Kimi eserlerde bilinen sanatçıların figürlerinin benzerleri yeniden üretilmiş. Örneğin Kolombiyalı sanatçı Fernando Botero’nun, resimdeki estetik değerleri parodileştirdiği, yerleşik güzellik algısının dışında malum tarzdaki çizimleri fuardaki birçok çalışmada tekrar edilmiş. Çalışmalardan bazısı etkilendiği sanatçının geleneğine dahil olmayı ve figürü ve geleneği yeniden üretmeyi başarmıştır.

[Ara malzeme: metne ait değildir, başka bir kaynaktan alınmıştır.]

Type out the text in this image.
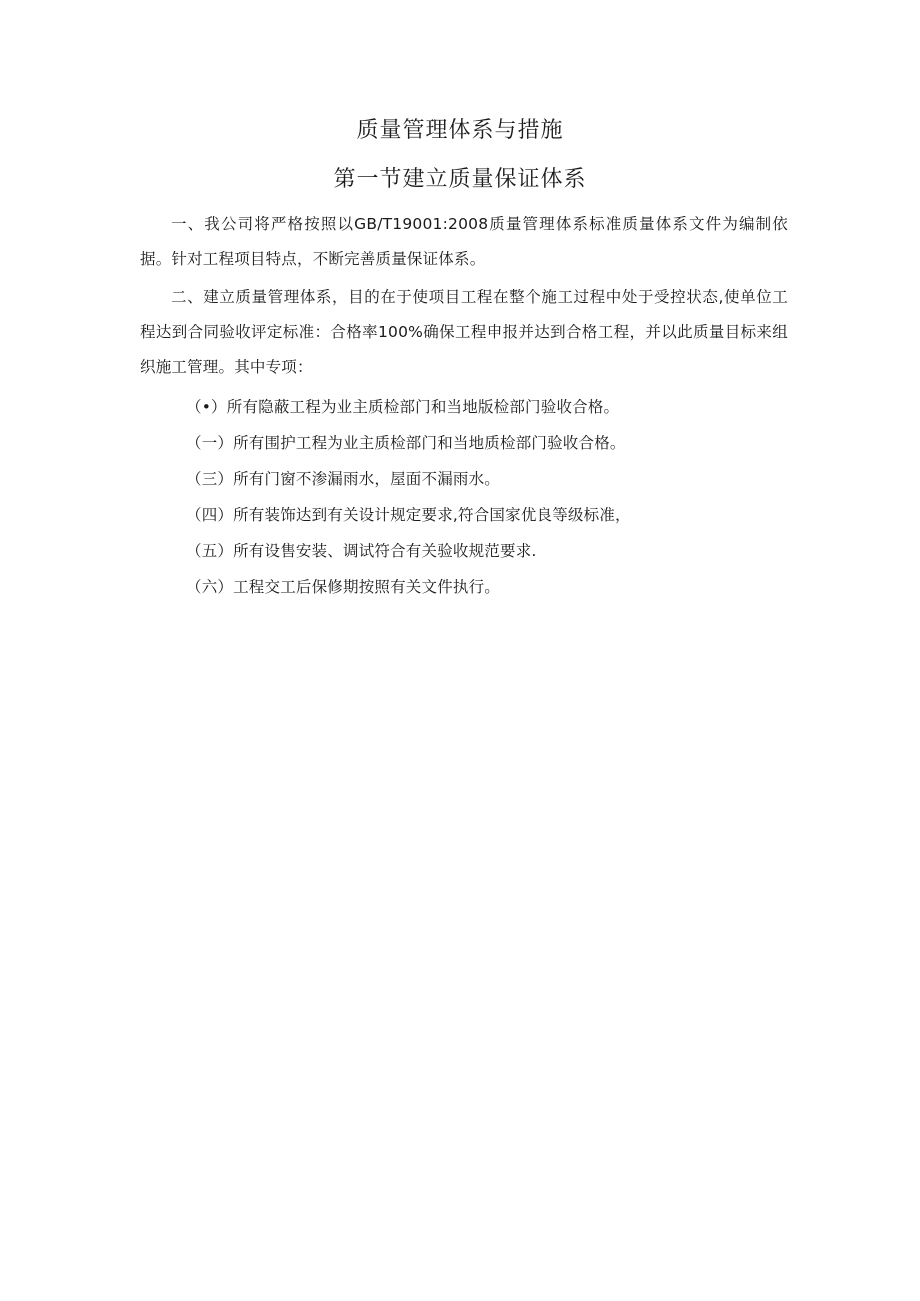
质量管理体系与措施
第一节建立质量保证体系

一、我公司将严格按照以GB/T19001:2008质量管理体系标准质量体系文件为编制依据。针对工程项目特点，不断完善质量保证体系。

二、建立质量管理体系，目的在于使项目工程在整个施工过程中处于受控状态,使单位工程达到合同验收评定标准：合格率100%确保工程申报并达到合格工程，并以此质量目标来组织施工管理。其中专项：

（•）所有隐蔽工程为业主质检部门和当地版检部门验收合格。
（一）所有围护工程为业主质检部门和当地质检部门验收合格。
（三）所有门窗不渗漏雨水，屋面不漏雨水。
（四）所有装饰达到有关设计规定要求,符合国家优良等级标准，
（五）所有设售安装、调试符合有关验收规范要求.
（六）工程交工后保修期按照有关文件执行。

Birbirinden bağımsız birçok eserin yer aldığı ortamı çerçevelemek şüphesiz zor ve bundan dolayı söylediklerimde zorlama bir sığdırma çabasındansa daha genel bir tarif yapıldığı açık. Fuarda sanat, (istisnalar, başarılı çalışmalar, tekrar izleme isteği yaratanlar dışında) faaliyetin kendisi değil dert edinilmiş konuları anlatmanın bahanesi gibi duruyor. Paranteze alınan eserler fuarın genel ruhunu, kültürel evrenini, anlam eksenini değiştirmeye maalesef yetmese de birçok çalışmanın, müzenin, galerinin bir arada ziyaret edilebilmesi, sanat dünyamızın keşfedilebilmesi açısından epey kıymetli sayılmalı ve bu organizasyonlara destek sunulmalıdır.